The number of concurrent notes that you can support likely will be constrained by the complexity of the calculations employed by your synthesis algorithm. I think a common plan is to have the work done in small blocks, e.g., a few milliseconds in length. In the "audio thread" one computes the next array of PCM in each synth that is currently active with a note, then the "audio mixing" step adds the contents of each array into a single array that is written via the AudioTrack.
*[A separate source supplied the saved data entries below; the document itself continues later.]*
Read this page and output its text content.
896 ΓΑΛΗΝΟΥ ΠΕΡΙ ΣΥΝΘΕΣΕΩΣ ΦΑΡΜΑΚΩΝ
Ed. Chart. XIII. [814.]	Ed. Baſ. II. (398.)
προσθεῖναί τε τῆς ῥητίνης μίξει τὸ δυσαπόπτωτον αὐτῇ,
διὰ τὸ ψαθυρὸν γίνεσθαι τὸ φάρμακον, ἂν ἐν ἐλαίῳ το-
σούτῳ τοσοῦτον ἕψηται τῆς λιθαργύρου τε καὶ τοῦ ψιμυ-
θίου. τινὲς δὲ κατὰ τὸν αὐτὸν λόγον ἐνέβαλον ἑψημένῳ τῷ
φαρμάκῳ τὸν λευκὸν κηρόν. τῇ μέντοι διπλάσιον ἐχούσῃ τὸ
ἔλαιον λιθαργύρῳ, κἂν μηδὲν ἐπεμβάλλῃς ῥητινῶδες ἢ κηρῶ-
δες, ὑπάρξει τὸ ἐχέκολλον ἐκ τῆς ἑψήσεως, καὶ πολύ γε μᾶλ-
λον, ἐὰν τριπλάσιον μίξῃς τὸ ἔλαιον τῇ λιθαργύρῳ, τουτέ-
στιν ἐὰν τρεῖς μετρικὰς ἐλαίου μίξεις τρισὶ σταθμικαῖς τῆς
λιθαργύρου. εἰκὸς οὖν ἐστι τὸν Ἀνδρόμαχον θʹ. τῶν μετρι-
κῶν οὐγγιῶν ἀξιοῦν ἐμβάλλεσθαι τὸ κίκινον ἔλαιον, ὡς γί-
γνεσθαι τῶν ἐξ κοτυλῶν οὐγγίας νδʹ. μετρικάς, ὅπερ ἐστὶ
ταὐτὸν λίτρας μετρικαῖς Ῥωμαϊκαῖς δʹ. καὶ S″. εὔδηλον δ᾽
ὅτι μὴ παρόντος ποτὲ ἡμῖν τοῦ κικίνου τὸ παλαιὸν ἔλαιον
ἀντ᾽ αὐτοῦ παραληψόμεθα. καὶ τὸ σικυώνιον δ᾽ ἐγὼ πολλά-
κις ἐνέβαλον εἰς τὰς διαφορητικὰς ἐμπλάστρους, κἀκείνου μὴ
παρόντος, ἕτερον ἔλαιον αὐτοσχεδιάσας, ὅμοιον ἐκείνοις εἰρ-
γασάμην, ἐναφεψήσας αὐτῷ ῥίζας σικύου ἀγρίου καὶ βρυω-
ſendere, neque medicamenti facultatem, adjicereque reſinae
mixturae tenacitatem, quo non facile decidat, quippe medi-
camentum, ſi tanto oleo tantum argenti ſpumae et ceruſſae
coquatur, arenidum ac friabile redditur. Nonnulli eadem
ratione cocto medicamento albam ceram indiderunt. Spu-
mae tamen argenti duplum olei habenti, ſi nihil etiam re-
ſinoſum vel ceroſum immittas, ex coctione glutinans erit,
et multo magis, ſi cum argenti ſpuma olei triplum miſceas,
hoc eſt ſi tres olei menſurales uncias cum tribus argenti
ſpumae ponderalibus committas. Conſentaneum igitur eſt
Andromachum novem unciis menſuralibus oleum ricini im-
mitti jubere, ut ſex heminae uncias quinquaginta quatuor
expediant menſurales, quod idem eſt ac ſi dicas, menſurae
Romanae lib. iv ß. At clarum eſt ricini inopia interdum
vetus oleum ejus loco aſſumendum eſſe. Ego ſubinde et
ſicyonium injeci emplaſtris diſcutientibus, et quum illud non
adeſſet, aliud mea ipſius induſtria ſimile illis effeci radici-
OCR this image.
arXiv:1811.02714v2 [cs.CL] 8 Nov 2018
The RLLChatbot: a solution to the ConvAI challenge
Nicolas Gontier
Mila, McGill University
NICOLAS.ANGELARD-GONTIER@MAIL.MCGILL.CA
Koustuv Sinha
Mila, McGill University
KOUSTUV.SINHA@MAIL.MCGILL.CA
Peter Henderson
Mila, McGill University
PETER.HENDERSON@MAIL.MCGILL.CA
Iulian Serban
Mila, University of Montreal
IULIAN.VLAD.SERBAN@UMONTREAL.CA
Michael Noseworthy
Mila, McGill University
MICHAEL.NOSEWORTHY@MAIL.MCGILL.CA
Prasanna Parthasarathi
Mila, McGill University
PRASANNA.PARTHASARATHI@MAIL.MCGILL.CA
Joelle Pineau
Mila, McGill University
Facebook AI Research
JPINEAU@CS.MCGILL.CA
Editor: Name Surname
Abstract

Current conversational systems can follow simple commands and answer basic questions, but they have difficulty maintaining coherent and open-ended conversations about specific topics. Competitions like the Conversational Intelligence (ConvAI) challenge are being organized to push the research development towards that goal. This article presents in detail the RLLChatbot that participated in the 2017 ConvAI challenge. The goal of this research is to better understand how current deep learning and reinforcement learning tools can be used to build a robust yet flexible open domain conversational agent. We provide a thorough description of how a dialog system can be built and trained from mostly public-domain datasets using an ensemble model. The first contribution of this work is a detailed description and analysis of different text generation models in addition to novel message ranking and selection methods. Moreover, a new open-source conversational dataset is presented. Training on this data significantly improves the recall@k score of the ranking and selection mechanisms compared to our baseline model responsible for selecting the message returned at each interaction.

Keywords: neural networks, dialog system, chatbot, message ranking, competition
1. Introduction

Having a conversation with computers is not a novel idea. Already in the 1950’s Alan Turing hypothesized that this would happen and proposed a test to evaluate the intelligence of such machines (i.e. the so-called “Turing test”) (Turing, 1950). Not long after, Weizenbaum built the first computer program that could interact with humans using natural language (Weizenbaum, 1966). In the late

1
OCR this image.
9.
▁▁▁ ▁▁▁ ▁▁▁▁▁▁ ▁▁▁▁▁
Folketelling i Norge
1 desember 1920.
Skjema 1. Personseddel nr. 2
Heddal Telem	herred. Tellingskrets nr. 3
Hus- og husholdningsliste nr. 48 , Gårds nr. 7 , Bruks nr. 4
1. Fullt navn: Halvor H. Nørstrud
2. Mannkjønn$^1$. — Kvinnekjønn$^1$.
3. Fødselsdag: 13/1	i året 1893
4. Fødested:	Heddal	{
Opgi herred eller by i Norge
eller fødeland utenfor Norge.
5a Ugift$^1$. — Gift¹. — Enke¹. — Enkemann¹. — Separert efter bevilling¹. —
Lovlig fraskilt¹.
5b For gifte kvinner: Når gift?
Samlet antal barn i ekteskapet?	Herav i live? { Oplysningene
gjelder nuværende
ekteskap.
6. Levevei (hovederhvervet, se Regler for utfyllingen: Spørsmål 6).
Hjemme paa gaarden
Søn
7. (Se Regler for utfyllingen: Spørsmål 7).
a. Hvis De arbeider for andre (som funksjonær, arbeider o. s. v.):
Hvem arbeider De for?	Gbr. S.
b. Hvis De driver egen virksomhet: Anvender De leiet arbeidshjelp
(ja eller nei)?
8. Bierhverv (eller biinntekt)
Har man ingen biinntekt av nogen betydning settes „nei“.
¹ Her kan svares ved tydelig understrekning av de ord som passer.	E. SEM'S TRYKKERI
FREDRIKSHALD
One person I consulted recommended a buffer size of 256 frames of PCM, as a sweet spot for getting high throughput at minimal latency, but it's beyond my knowledge or skills to determine if that is true, or if it would hold in the Android environment.

The code that tracks keypresses for individual keys has to also track which synth has been assigned the task of producing the note, so that it can send a "release" command to the correct synth when the keyrelease occurs.

As a heads up, I discovered that many keyboards don't support truly independent keys. For example, my system won't register a new keypress if some number of neighboring keys are pressed, as in: if you already have QWR down, your keyboard might not be capable of registering the additional keypress of E. I haven't researched the details of this short-fall, and just reconciled myself to a degree of unpredictability.

I haven't tried doing this with a touch screen. The keyboard "buttons" I made respond to mouse clicks, but there is only one mouse, not multiple fingers on a touchscreen.

It's a fun project, and you will learn a lot about managing threads and resources.